1920 film by Charles Swickard

The Devil's Claim is a 1920 American silent drama film starring Sessue Hayakawa and Colleen Moore. A print of this film survives.

==Plot==
As summarized in a film publication, Akbar Khan, a novelist in New York, uses his love affairs as inspiration for his books. His current affair is with Indora, a Persian girl. However, the passion has left the relationship and he casts her out. Social worker Virginia Crosby comes to her aid and pretends to fall for Khan.

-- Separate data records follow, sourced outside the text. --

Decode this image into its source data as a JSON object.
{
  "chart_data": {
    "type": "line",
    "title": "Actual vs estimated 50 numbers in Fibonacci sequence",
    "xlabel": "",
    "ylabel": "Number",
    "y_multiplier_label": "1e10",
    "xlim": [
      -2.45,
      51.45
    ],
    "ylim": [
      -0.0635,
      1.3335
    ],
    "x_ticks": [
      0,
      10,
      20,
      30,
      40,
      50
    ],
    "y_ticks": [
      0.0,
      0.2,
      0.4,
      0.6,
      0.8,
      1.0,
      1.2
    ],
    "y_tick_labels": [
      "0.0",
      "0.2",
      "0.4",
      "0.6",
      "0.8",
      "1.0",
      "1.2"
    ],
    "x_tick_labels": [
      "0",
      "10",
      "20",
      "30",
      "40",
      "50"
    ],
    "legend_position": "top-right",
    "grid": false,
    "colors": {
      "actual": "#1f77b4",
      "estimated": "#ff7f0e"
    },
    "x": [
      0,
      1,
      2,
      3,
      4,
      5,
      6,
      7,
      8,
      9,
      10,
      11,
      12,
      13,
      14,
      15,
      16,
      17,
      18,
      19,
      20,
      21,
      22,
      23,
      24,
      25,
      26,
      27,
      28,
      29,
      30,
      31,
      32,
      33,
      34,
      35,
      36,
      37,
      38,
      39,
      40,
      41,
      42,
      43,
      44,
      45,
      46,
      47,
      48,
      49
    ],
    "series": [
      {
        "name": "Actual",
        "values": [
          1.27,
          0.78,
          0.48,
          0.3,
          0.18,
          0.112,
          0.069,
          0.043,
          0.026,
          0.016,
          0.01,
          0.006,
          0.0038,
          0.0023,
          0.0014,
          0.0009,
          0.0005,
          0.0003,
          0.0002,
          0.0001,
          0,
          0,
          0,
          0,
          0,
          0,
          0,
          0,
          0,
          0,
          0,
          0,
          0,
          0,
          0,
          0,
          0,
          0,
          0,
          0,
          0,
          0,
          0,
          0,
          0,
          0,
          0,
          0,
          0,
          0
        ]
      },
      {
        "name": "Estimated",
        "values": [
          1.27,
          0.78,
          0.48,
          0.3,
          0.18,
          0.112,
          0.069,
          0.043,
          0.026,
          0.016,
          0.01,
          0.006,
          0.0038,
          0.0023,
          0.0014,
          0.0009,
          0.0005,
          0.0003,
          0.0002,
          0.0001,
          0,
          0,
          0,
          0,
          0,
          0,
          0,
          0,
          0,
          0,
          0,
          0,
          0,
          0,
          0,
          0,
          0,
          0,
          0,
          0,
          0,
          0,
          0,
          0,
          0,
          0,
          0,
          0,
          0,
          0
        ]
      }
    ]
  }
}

He is inspired to write about "The Devil’s Trademark" (this was the working title of the film), an adaption of a serial for a popular magazine. The film flashes to his vision of the story, which is set in Paris with Khan as the hero Hassan. Hassan's companion in the story is a beautiful Hindu woman. The story includes a stolen talisman, a blindfolded marriage, Egyptian sorceresses, a sect of devil worshipers, and reincarnated evil spirits. Virginia then leaves Khan before the story is finished, and sends for Indora, who steps into her place.

==Cast==
- Sessue Hayakawa as Akbar Khan/Hassan
- Rhea Mitchell as Virginia Crosby
- Colleen Moore as Indora
- William Buckley as Spencer Wellington
- Sidney Payne as Kemal
- Joe Wray as Salim

==Bibliography==
- Jeff Codori (2012), Colleen Moore; A Biography of the Silent Film Star, McFarland Publishing, (Print ISBN 978-0-7864-4969-9, EBook ISBN 978-0-7864-8899-5).